Clinton seeks coal, steel union support

DEMOCRAT Hillary Clinton, turning her attention to the November US election and an increasingly likely match-up against Republican Donald Trump, sought yesterday to shore up union support by visiting coal and steel workers in the economically struggling Appalachian region.

The tour comes as Trump accused China of “raping” the US as he renewed criticism of China’s trade policies.

Speaking in Indiana, Trump said China was responsible for “the greatest theft in the history of the world”.

He has repeatedly accused China of manipulating its currency to make global exports more competitive.

This had caused adverse effects on US businesses and workers, Trump said.

Clinton, in a move to reclaim her early pledge to focus on helping the struggling region resuscitate its economies, will meet the head of a steel workers’ union, retired mine workers and others in Kentucky, West Virginia and Ohio affected by declining coal and steel prices.
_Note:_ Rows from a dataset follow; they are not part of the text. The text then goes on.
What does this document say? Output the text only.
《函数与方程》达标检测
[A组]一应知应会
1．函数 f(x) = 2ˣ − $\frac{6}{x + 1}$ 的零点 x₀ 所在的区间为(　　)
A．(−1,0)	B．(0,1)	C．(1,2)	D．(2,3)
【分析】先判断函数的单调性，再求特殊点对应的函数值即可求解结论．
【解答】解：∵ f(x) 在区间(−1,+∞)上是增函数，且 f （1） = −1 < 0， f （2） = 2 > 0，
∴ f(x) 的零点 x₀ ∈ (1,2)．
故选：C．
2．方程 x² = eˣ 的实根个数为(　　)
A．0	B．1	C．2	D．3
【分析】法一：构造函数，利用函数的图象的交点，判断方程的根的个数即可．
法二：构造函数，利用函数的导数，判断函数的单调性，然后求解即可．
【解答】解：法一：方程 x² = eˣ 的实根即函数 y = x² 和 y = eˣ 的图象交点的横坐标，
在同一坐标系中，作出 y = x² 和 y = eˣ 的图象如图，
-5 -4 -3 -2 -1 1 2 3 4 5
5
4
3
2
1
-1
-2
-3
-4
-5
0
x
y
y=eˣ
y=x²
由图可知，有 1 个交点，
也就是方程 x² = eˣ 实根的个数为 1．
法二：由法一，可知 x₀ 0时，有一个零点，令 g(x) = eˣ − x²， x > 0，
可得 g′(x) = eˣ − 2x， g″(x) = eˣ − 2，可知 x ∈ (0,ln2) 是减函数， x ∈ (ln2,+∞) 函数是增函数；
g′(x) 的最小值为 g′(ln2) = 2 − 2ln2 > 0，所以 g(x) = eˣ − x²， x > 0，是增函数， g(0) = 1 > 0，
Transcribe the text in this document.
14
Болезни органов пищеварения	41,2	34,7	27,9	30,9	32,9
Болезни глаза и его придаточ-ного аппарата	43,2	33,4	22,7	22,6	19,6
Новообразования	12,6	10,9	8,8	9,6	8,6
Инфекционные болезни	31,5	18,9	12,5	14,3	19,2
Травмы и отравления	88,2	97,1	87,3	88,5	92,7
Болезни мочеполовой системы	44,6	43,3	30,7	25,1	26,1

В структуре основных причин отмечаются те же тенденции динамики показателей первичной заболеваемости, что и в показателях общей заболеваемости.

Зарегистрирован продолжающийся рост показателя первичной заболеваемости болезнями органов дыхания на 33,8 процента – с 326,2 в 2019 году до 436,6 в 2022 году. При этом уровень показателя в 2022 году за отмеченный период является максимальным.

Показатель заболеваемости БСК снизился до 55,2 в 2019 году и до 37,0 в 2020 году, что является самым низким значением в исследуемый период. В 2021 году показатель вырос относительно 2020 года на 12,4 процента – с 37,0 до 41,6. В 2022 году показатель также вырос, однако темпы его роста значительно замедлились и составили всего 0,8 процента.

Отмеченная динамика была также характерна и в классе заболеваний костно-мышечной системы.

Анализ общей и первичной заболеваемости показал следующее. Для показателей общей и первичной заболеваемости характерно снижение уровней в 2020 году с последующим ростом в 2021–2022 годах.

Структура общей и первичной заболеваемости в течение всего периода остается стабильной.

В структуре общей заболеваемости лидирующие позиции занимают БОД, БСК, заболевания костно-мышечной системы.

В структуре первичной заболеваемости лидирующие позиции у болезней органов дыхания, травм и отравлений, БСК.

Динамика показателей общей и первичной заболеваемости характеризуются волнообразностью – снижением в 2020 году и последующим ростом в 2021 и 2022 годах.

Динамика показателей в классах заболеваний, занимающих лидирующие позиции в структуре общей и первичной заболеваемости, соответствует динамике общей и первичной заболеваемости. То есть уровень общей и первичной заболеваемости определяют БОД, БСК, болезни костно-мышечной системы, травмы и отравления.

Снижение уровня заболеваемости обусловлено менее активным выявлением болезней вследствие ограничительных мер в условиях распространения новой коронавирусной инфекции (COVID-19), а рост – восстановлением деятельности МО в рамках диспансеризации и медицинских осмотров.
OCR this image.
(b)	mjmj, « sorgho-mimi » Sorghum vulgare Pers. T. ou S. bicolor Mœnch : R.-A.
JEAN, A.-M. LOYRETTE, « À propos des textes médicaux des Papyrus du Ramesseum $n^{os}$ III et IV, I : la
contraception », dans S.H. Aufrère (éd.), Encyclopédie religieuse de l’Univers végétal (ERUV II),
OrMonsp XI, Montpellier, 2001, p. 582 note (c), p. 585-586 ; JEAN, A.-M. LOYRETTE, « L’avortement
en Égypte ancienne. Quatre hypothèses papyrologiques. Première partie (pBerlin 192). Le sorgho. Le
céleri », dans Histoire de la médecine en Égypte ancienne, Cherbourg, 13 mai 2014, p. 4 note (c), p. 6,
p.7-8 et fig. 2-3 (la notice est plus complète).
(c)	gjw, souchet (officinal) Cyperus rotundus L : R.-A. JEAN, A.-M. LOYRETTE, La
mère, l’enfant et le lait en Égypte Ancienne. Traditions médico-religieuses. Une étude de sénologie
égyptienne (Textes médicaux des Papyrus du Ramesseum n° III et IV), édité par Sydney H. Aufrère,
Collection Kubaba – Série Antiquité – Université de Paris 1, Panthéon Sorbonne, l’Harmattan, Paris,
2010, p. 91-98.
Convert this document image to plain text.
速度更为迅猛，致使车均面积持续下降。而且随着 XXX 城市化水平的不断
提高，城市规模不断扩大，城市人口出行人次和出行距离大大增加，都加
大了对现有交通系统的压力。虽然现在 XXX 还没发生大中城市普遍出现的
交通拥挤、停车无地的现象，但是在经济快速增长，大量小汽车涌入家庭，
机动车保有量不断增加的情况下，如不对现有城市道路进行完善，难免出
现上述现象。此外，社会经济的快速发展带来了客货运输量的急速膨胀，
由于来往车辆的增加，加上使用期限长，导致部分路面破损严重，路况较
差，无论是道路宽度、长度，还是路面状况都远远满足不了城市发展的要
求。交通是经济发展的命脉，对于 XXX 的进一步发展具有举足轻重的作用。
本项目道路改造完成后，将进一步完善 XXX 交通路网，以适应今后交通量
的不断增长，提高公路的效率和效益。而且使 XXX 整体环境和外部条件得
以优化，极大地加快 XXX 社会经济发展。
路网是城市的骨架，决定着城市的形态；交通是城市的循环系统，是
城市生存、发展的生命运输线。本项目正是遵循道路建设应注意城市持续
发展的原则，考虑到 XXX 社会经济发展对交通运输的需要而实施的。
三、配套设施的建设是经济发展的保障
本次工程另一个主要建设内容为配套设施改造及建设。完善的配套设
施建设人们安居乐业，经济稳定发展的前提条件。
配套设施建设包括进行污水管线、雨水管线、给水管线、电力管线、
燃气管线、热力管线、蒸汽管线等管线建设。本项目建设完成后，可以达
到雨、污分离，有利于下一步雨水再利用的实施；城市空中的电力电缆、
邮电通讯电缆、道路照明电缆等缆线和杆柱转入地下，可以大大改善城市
Her pledge of more than $30-billion (R430-billion) to help coal regions was overshadowed in March when Clinton, at an Ohio town hall, said the country would “put a lot of coal miners and coal companies out of business”.

Clinton’s statement was seized upon by coal industry groups and Republican lawmakers as evidence she planned to continue carrying out President Barack Obama’s regulatory “war” on coal.

Clinton immediately sent an apology letter to Democratic Senator Joe Manchin of West Virginia pledging to “focus my team and administration on bringing jobs to Appalachia” and help its residents adjust to a wave of coal company bankruptcies and changes in the US energy market.

Her decision to embark on an Appalachian tour is in part timed ahead of Democratic nominating contests in West Virginia on May 10 and in Kentucky on May 17 as she seeks to secure the nomination before the party’s July convention.

West Virginia last voted for a Democratic presidential candidate in 1996, when Bill Clinton was running for his second four-year term.

He is the only Democrat to have won Kentucky since 1980.